Search code examples
pythonartificial-intelligencetensorflow2.0

Tensorflow creating images with AI


I'm a beginner in datascience and tensorflow, so, as a test of my "skills" I wanted to try and make an AI that you give a number to and then gives back a 28x28 pixel image of that number. It is possible to do this the other way around, so I figured, why not? So the code works pretty well actually, but the accuracy of the AI is very low, so low in fact that it just returns random pixels. Is there any way to make this AI more accurate, apart from maybe doing like 100 epochs or something? Heres the code I'm using:

import tensorflow as tf
import tensorflow.keras as tk

import numpy as np
import matplotlib.pyplot as plt

(train_data, train_labels), (test_data, test_labels) = tk.datasets.mnist.load_data()

model = tk.Sequential([
                   tk.layers.Dense(64, activation='relu'),
                   tk.layers.Dense(64, activation='relu'),
                   tk.layers.Dense(784, activation='relu')])
                  
history = model.compile(optimizer = 'adam', loss = 'binary_crossentropy', metrics=['acc'])

train_data = np.reshape(train_data, (60000, 784))
test_data = np.reshape(test_data, (-1, 784))

model.fit(train_labels, train_data, epochs=10, validation_data=(test_labels, test_data))

result = model.predict([2])

result = np.reshape(result, (28, 28))

plt.imshow(result)

plt.show()

I'm using google.colab since I havent yet been able to install tensorflow in my computer, maybe it has something to do with that. Thanks for any answers in advance!


Solution

  • This is very much possible, and has resulted in a vast area of research called Generative Adversarial Networks (GANs).

    First off, let me list the problems with your approach:

    1. You use a single number as input and expect the model to understand it. This does not practically work. It's better to use a representation called one-hot encoding.

    2. For each label, multiple images exist. Mathematically, if the domain X consists of labels (one-hot encoded or not) and the range Y consists of images, the relationship is a one-to-many relationship, which can't be learned in a supervised fashion.

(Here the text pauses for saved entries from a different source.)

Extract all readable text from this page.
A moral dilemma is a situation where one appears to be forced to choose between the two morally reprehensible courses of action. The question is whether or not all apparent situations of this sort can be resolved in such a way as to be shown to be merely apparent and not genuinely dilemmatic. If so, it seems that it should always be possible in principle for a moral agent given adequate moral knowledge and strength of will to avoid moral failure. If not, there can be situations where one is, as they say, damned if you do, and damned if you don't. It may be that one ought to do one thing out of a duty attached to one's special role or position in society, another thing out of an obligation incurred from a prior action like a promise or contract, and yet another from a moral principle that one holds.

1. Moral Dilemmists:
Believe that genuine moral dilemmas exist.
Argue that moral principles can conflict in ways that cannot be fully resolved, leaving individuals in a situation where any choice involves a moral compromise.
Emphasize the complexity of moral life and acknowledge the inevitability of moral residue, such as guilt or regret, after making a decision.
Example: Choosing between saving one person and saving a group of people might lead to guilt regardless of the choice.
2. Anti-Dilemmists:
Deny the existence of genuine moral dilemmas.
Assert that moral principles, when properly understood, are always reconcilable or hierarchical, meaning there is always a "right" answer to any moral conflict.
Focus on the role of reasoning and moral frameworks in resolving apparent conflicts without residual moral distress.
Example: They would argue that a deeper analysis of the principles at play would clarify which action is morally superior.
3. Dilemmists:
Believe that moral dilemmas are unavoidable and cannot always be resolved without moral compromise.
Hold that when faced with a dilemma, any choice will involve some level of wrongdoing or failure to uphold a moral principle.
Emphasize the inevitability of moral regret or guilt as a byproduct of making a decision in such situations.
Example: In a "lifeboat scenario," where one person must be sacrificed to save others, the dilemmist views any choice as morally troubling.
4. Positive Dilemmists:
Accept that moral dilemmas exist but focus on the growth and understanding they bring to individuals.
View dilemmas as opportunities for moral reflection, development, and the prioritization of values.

By its very nature, supervised learning can be used to model only many-to-one relationships, or one-to-one relationships (although there is no point in using ML for this; dictionaries are a much better choice). Therefore, it is easy to predict labels for images, but impossible to generate images for labels using fully supervised approaches, unless you use only one image per label for training.

    The way GANs solve the problem in (2) is by generating a "probable" image given a set of random values. Variations of GANs allow specifying the exact value to generate.

    I suggest reading the paper that introduced GANs. Then try out the basic GAN before moving on to generate specific numbers.